The fund said people within developing countries are pouring into overcrowded cities in unprecedented numbers, and most of the estimated 100 million international migrants moved from a poor developing country to a richer developing nation.
That includes an estimated 37 million people who have fled violence, drought, environmental destruction and other disasters, it said in its annual State of World Population Report.
The report said most international migration is from one Third World country to another. It did not give an overall figure for migration from developing nations to industrialized nations.
Sadik said problems are evident in Germany, France and former Yugoslavia where people are being rejected by the mainstream of society because they are ethnically or culturally different.
Many countries which espouse very liberal policies seem to take a different position "when it comes to their own particular situations in ethnic or ethnicity issues," she said. "They find it difficult to perceive of a society in which they would have to deal with different groups."
She said it is foolish to believe that all countries are going to open their borders or that industrialized countries will be sending a massive amount of resources to the developing nations.
"But I think there has to be some equalization of economic relationships because the basic, fundamental reason for moving of people is really economic," she said.
The $66 billion annually in remittances from international migrants to their families at home are second in value only to oil and larger than total overseas development assistance, the report said.
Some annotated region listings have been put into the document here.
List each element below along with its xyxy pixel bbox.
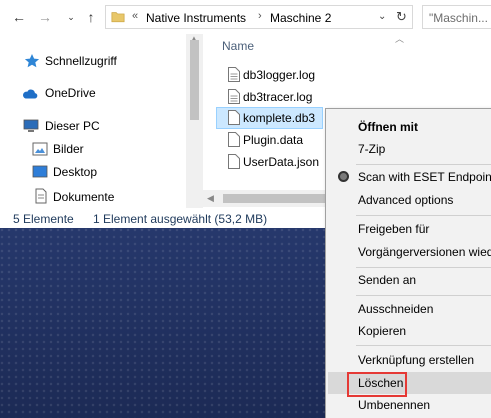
menu-item-label: Vorgängerversionen wied [358, 245, 491, 259]
menu-item-scan-eset[interactable]: Scan with ESET Endpoint [328, 166, 491, 188]
documents-icon [35, 188, 47, 204]
file-name: db3logger.log [243, 68, 316, 82]
forward-button[interactable]: → [36, 8, 54, 26]
search-placeholder: "Maschin... [429, 11, 488, 25]
menu-item-label: Verknüpfung erstellen [358, 353, 475, 367]
menu-item-verknuepfung-erstellen[interactable]: Verknüpfung erstellen [328, 349, 491, 371]
breadcrumb-maschine-2[interactable]: Maschine 2 [270, 11, 331, 25]
status-item-count: 5 Elemente [13, 212, 74, 226]
star-icon [24, 54, 40, 68]
status-selection: 1 Element ausgewählt (53,2 MB) [93, 212, 268, 226]
refresh-icon[interactable]: ↻ [396, 9, 407, 25]
back-button[interactable]: ← [10, 8, 28, 26]
search-input[interactable]: "Maschin... [422, 5, 491, 29]
breadcrumb-native-instruments[interactable]: Native Instruments [146, 11, 246, 25]
nav-scrollbar[interactable]: ▲ [186, 34, 203, 208]
radio-bullet-icon [338, 171, 349, 182]
cloud-icon [22, 89, 38, 99]
nav-item-label: Desktop [53, 165, 98, 179]
menu-item-label: Ausschneiden [358, 302, 434, 316]
menu-item-label: Advanced options [358, 193, 454, 207]
file-icon [228, 89, 240, 104]
computer-icon [23, 119, 39, 132]
breadcrumb-separator[interactable]: › [258, 10, 262, 22]
folder-icon [111, 12, 125, 23]
menu-item-freigeben-fuer[interactable]: Freigeben für [328, 218, 491, 240]
pictures-icon [32, 142, 48, 156]
horizontal-scrollbar-thumb[interactable] [223, 194, 328, 203]
menu-item-senden-an[interactable]: Senden an [328, 269, 491, 291]
menu-item-label: Öffnen mit [358, 120, 418, 134]
menu-item-kopieren[interactable]: Kopieren [328, 320, 491, 342]
file-icon [228, 110, 240, 125]
nav-item-label: Dieser PC [45, 119, 100, 133]
column-header-name[interactable]: Name [222, 39, 254, 53]
file-row[interactable]: db3tracer.log [216, 86, 486, 108]
address-field[interactable]: « Native Instruments › Maschine 2 ⌄ ↻ [105, 5, 413, 29]
nav-item-dokumente[interactable]: Dokumente [0, 186, 190, 208]
context-menu: Öffnen mit 7-Zip Scan with ESET Endpoint… [325, 108, 491, 418]
nav-item-label: Dokumente [53, 190, 115, 204]
nav-item-bilder[interactable]: Bilder [0, 138, 190, 160]
menu-separator [356, 267, 491, 268]
menu-separator [356, 164, 491, 165]
menu-separator [356, 295, 491, 296]
nav-item-label: Schnellzugriff [45, 54, 117, 68]
recent-dropdown-button[interactable]: ⌄ [62, 8, 80, 26]
menu-separator [356, 215, 491, 216]
file-name: komplete.db3 [243, 111, 316, 125]
nav-item-dieser-pc[interactable]: Dieser PC [0, 115, 190, 137]
menu-item-label: Freigeben für [358, 222, 430, 236]
file-name: UserData.json [243, 155, 320, 169]
menu-item-label: Umbenennen [358, 398, 431, 412]
menu-item-advanced-options[interactable]: Advanced options [328, 189, 491, 211]
menu-item-umbenennen[interactable]: Umbenennen [328, 394, 491, 416]
address-bar-row: ← → ⌄ ↑ « Native Instruments › Maschine … [0, 0, 491, 34]
nav-item-desktop[interactable]: Desktop [0, 161, 190, 183]
file-icon [228, 132, 240, 147]
menu-item-label: Scan with ESET Endpoint [358, 170, 491, 184]
desktop-icon [32, 165, 48, 178]
navigation-pane: Schnellzugriff OneDrive Dieser PC Bilder [0, 34, 202, 208]
menu-item-label: 7-Zip [358, 142, 386, 156]
sort-chevron-icon: ︿ [395, 34, 405, 44]
menu-item-vorgaengerversionen[interactable]: Vorgängerversionen wied [328, 241, 491, 263]
scroll-left-icon[interactable]: ◀ [207, 193, 214, 204]
up-button[interactable]: ↑ [82, 8, 100, 26]
file-name: db3tracer.log [243, 90, 313, 104]
nav-item-schnellzugriff[interactable]: Schnellzugriff [0, 50, 190, 72]
file-name: Plugin.data [243, 133, 304, 147]
file-icon [228, 154, 240, 169]
address-overflow[interactable]: « [132, 10, 138, 22]
file-icon [228, 67, 240, 82]
menu-item-oeffnen-mit[interactable]: Öffnen mit [328, 116, 491, 138]
nav-item-onedrive[interactable]: OneDrive [0, 82, 190, 104]
menu-item-7zip[interactable]: 7-Zip [328, 138, 491, 160]
menu-item-label: Kopieren [358, 324, 407, 338]
menu-item-ausschneiden[interactable]: Ausschneiden [328, 298, 491, 320]
nav-item-label: OneDrive [45, 86, 96, 100]
nav-item-label: Bilder [53, 142, 84, 156]
menu-separator [356, 345, 491, 346]
chevron-down-icon[interactable]: ⌄ [378, 11, 386, 22]
file-row[interactable]: db3logger.log [216, 64, 486, 86]
nav-scrollbar-thumb[interactable] [190, 40, 199, 120]
menu-item-label: Senden an [358, 273, 417, 287]
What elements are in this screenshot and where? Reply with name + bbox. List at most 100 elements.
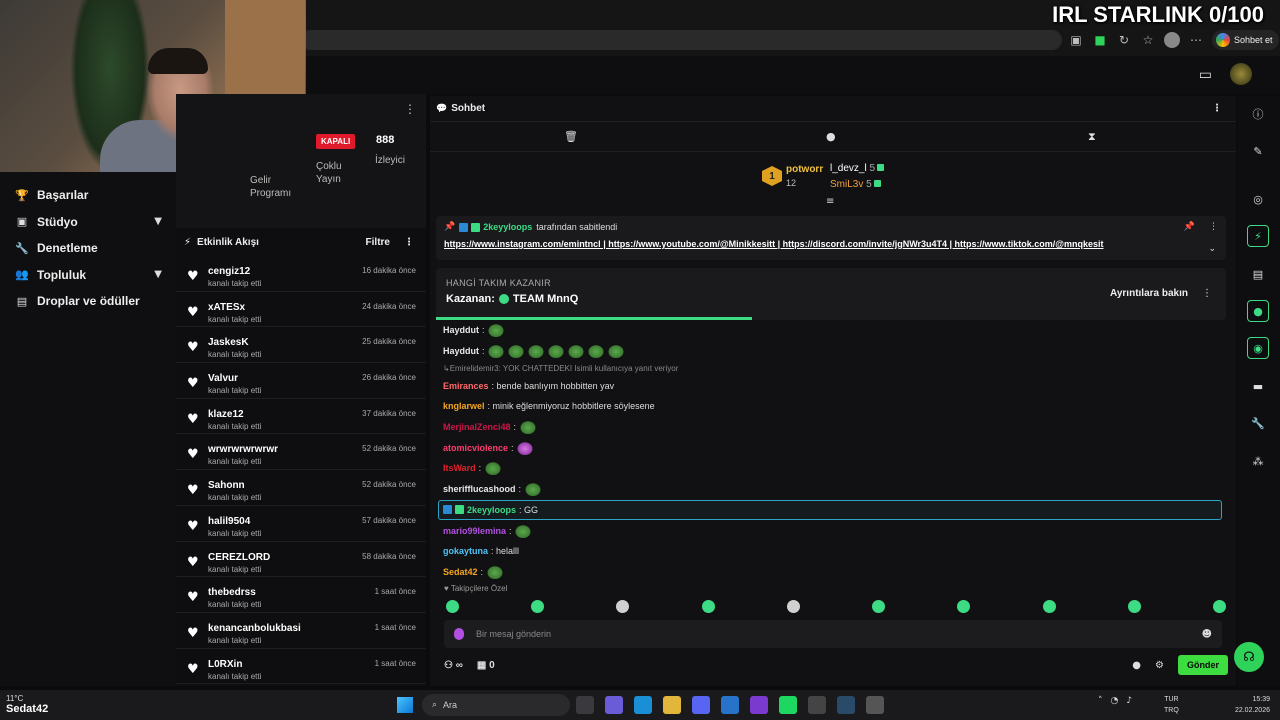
broadcast-icon[interactable]: ◉ [1247,337,1269,359]
bolt-icon[interactable]: ⚡ [1247,225,1269,247]
activity-item[interactable]: ♥ thebedrss kanalı takip etti 1 saat önce [176,577,426,613]
chat-message[interactable]: Sedat42: [430,562,1236,583]
activity-username[interactable]: halil9504 [208,516,261,527]
more-options-icon[interactable]: ⋮ [1202,288,1212,299]
chevron-up-icon[interactable]: ˄ [1098,696,1103,706]
chat-username[interactable]: Hayddut [443,346,479,356]
filter-button[interactable]: Filtre [366,237,390,248]
more-options-icon[interactable]: ⋮ [404,102,416,116]
monitor-icon[interactable]: ▭ [1199,66,1212,83]
chat-username[interactable]: MerjinalZenci48 [443,422,511,432]
network-icon[interactable]: ◔ [1111,696,1119,706]
activity-item[interactable]: ♥ xATESx kanalı takip etti 24 dakika önce [176,292,426,328]
copilot-chat-button[interactable]: Sohbet et [1212,30,1279,50]
activity-item[interactable]: ♥ kenancanbolukbasi kanalı takip etti 1 saa… [176,613,426,649]
emote-button[interactable] [701,600,715,613]
unpin-icon[interactable]: 📌 [1184,222,1195,232]
chat-message[interactable]: Hayddut: [430,341,1236,362]
trash-icon[interactable]: 🗑 [564,130,578,143]
multistream-label[interactable]: Çoklu Yayın [316,160,356,186]
chat-username[interactable]: Emirances [443,381,489,391]
edge-icon[interactable] [634,696,652,714]
weather-widget[interactable]: 11°C Sedat42 [6,694,48,715]
emoji-icon[interactable]: ☻ [1202,629,1212,640]
emote-button[interactable] [1127,600,1141,613]
leader-first-name[interactable]: potworr [786,164,823,175]
activity-username[interactable]: wrwrwrwrwrwr [208,444,278,455]
microphone-icon[interactable]: ♪ [1126,696,1132,706]
see-details-button[interactable]: Ayrıntılara bakın [1110,288,1188,299]
activity-username[interactable]: CEREZLORD [208,552,270,563]
more-icon[interactable]: ⋯ [1188,32,1204,48]
user-avatar[interactable] [1230,63,1252,85]
sidebar-item-drops[interactable]: ▤ Droplar ve ödüller [0,288,176,315]
emote-button[interactable] [616,600,630,613]
pinned-by-user[interactable]: 2keyyloops [483,222,532,232]
microphone-icon[interactable] [454,628,464,640]
nvidia-icon[interactable]: ■ [1092,32,1108,48]
chat-username[interactable]: gokaytuna [443,546,488,556]
steam-icon[interactable] [837,696,855,714]
more-options-icon[interactable]: ⋮ [1209,222,1218,232]
emote-button[interactable] [872,600,886,613]
favorites-icon[interactable]: ☆ [1140,32,1156,48]
hourglass-icon[interactable]: ⧗ [1088,130,1096,144]
activity-item[interactable]: ♥ Sahonn kanalı takip etti 52 dakika önce [176,470,426,506]
points-display[interactable]: ▦ 0 [477,660,495,671]
chat-message[interactable]: Hayddut: [430,320,1236,341]
chat-message[interactable]: mario99lemina: [430,520,1236,541]
activity-item[interactable]: ♥ CEREZLORD kanalı takip etti 58 dakika önc… [176,542,426,578]
revenue-program-label[interactable]: Gelir Programı [250,174,310,200]
chat-message[interactable]: ItsWard: [430,458,1236,479]
leader-second[interactable]: l_devz_l 5 [830,163,885,174]
emote-button[interactable] [531,600,545,613]
activity-username[interactable]: cengiz12 [208,266,261,277]
chat-message[interactable]: knglarwel: minik eğlenmiyoruz hobbitlere… [430,396,1236,417]
activity-username[interactable]: L0RXin [208,659,261,670]
chat-username[interactable]: Hayddut [443,325,479,335]
obs-icon[interactable] [866,696,884,714]
chat-input[interactable]: Bir mesaj gönderin ☻ [444,620,1222,648]
emote-button[interactable] [786,600,800,613]
activity-item[interactable]: ♥ JaskesK kanalı takip etti 25 dakika önce [176,327,426,364]
activity-username[interactable]: JaskesK [208,337,261,348]
spotify-icon[interactable] [779,696,797,714]
chat-message[interactable]: sherifflucashood: [430,479,1236,500]
help-button[interactable]: ☊ [1234,642,1264,672]
sidebar-item-moderation[interactable]: 🔧 Denetleme [0,235,176,262]
activity-item[interactable]: ♥ L0RXin kanalı takip etti 1 saat önce [176,649,426,685]
wrench-icon[interactable]: 🔧 [1247,412,1269,434]
collapse-icon[interactable]: ≡ [826,196,834,207]
chat-username[interactable]: sherifflucashood [443,484,516,494]
chat-username[interactable]: knglarwel [443,401,485,411]
file-explorer-icon[interactable] [663,696,681,714]
activity-username[interactable]: Valvur [208,373,261,384]
chat-message[interactable]: Emirances: bende banlıyım hobbitten yav [430,375,1236,396]
chat-message-list[interactable]: Hayddut: Hayddut: ↳ Emirelidemir3: YOK C… [430,320,1236,592]
clock[interactable]: 15:39 22.02.2026 [1220,694,1270,716]
emote-button[interactable] [957,600,971,613]
gear-icon[interactable]: ⚙ [1155,660,1164,671]
target-icon[interactable]: ◎ [1247,188,1269,210]
extension-icon[interactable]: ▣ [1068,32,1084,48]
activity-item[interactable]: ♥ cengiz12 kanalı takip etti 16 dakika önce [176,256,426,292]
chat-message[interactable]: MerjinalZenci48: [430,417,1236,438]
task-view-icon[interactable] [576,696,594,714]
app-icon[interactable] [721,696,739,714]
emote-button[interactable] [446,600,459,613]
send-button[interactable]: Gönder [1177,655,1228,675]
discord-icon[interactable] [692,696,710,714]
layout-icon[interactable]: ▬ [1247,375,1269,397]
chat-message[interactable]: atomicviolence: [430,437,1236,458]
activity-item[interactable]: ♥ klaze12 kanalı takip etti 37 dakika önce [176,399,426,435]
profile-avatar[interactable] [1164,32,1180,48]
more-options-icon[interactable]: ⋮ [404,237,414,248]
refresh-icon[interactable]: ↻ [1116,32,1132,48]
activity-username[interactable]: thebedrss [208,587,261,598]
pinned-links[interactable]: https://www.instagram.com/emintncl | htt… [444,239,1218,249]
app-icon[interactable] [808,696,826,714]
activity-username[interactable]: Sahonn [208,480,261,491]
activity-username[interactable]: kenancanbolukbasi [208,623,301,634]
app-icon[interactable] [750,696,768,714]
edit-icon[interactable]: ✎ [1247,140,1269,162]
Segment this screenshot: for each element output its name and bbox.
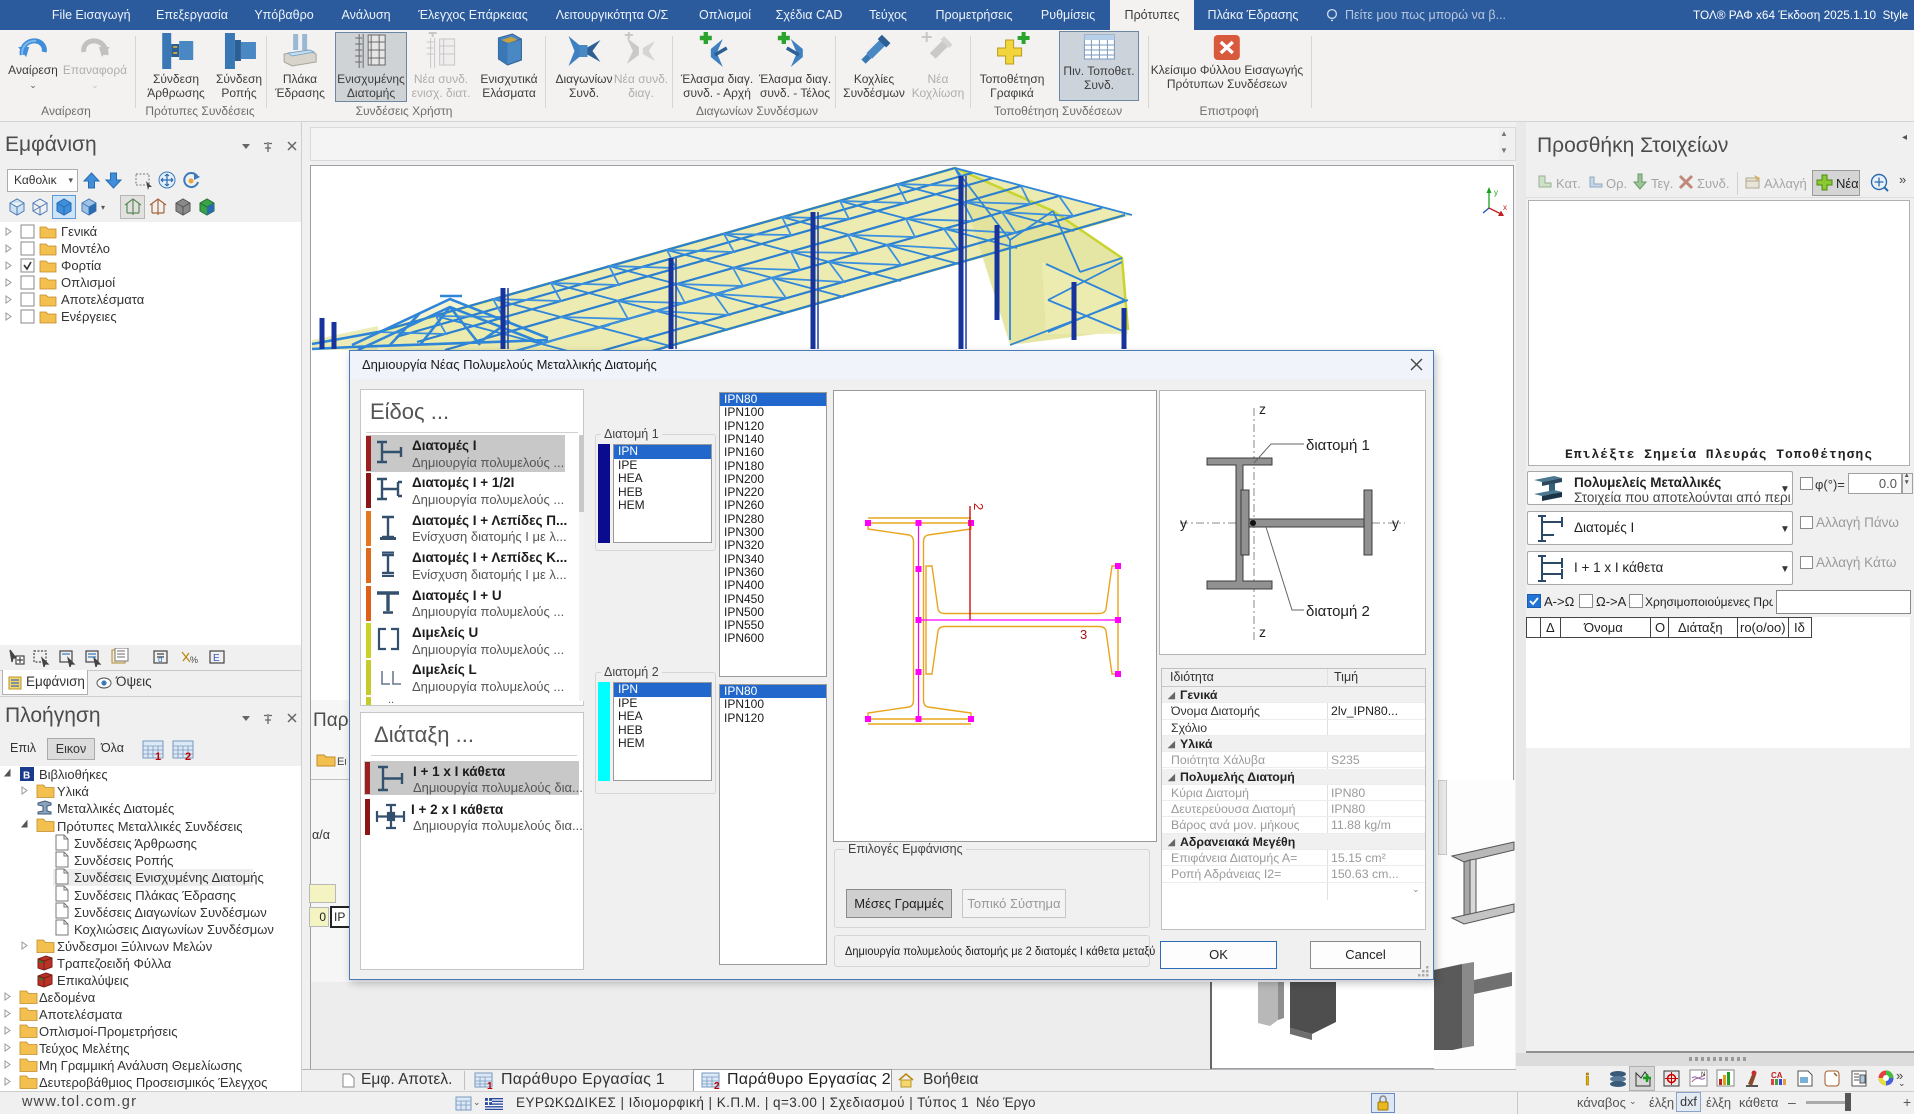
svg-text:Ιδ: Ιδ	[1794, 620, 1805, 635]
svg-text:x: x	[1503, 203, 1507, 212]
svg-text:διατομή 2: διατομή 2	[1306, 603, 1370, 620]
svg-text:CA: CA	[1771, 1071, 1783, 1080]
svg-text:y: y	[1494, 188, 1498, 197]
svg-text:2: 2	[185, 751, 191, 761]
svg-text:Όνομα: Όνομα	[1583, 620, 1623, 635]
svg-text:N: N	[1701, 1072, 1705, 1078]
svg-text:Δ: Δ	[1546, 620, 1555, 635]
svg-text:2: 2	[714, 1081, 720, 1090]
svg-text:i: i	[1585, 1070, 1590, 1089]
svg-text:ro(o/oo): ro(o/oo)	[1740, 620, 1786, 635]
svg-text:Ο: Ο	[1655, 620, 1665, 635]
svg-text:διατομή 1: διατομή 1	[1306, 437, 1370, 454]
svg-text:1: 1	[487, 1081, 493, 1090]
svg-text:z: z	[1259, 624, 1266, 640]
svg-text:B: B	[23, 771, 30, 782]
svg-text:3: 3	[1080, 627, 1087, 642]
svg-text:2: 2	[971, 503, 986, 510]
svg-text:z: z	[1259, 401, 1266, 417]
svg-text:Ει: Ει	[337, 756, 346, 768]
svg-text:Διάταξη: Διάταξη	[1678, 620, 1723, 635]
svg-text:d: d	[158, 655, 162, 664]
svg-text:y: y	[1180, 515, 1187, 531]
svg-text:1: 1	[155, 751, 161, 761]
svg-text:y: y	[1392, 515, 1399, 531]
svg-text:E: E	[213, 653, 220, 664]
svg-text:%: %	[190, 655, 198, 665]
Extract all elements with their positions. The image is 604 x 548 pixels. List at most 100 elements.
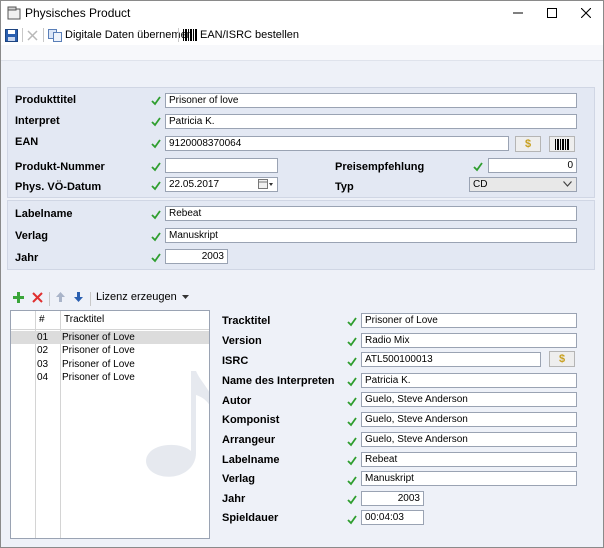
isrc-label: ISRC	[222, 355, 249, 367]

But rural poverty, high fertility and environmental degradation in developing countries drives about 20 million to 30 million of the world's poorest people to urban areas each year, the U.N. says
The 1993 global population of 5.57 billion is projected to increase to 6.25 billion in 2000, 8.5 billion in 2025 and 10 billion in 2050, the fund said. It said the world's six largest "urban agglomerations" in 1990 were Mexico City, 20.2 million people; Tokyo, 18.1 million; Sao Paulo, Brazil, 17.4 million; New York, 16.2 million; Shanghai, China, 13.4 million; and Los Angeles, 11.9 million.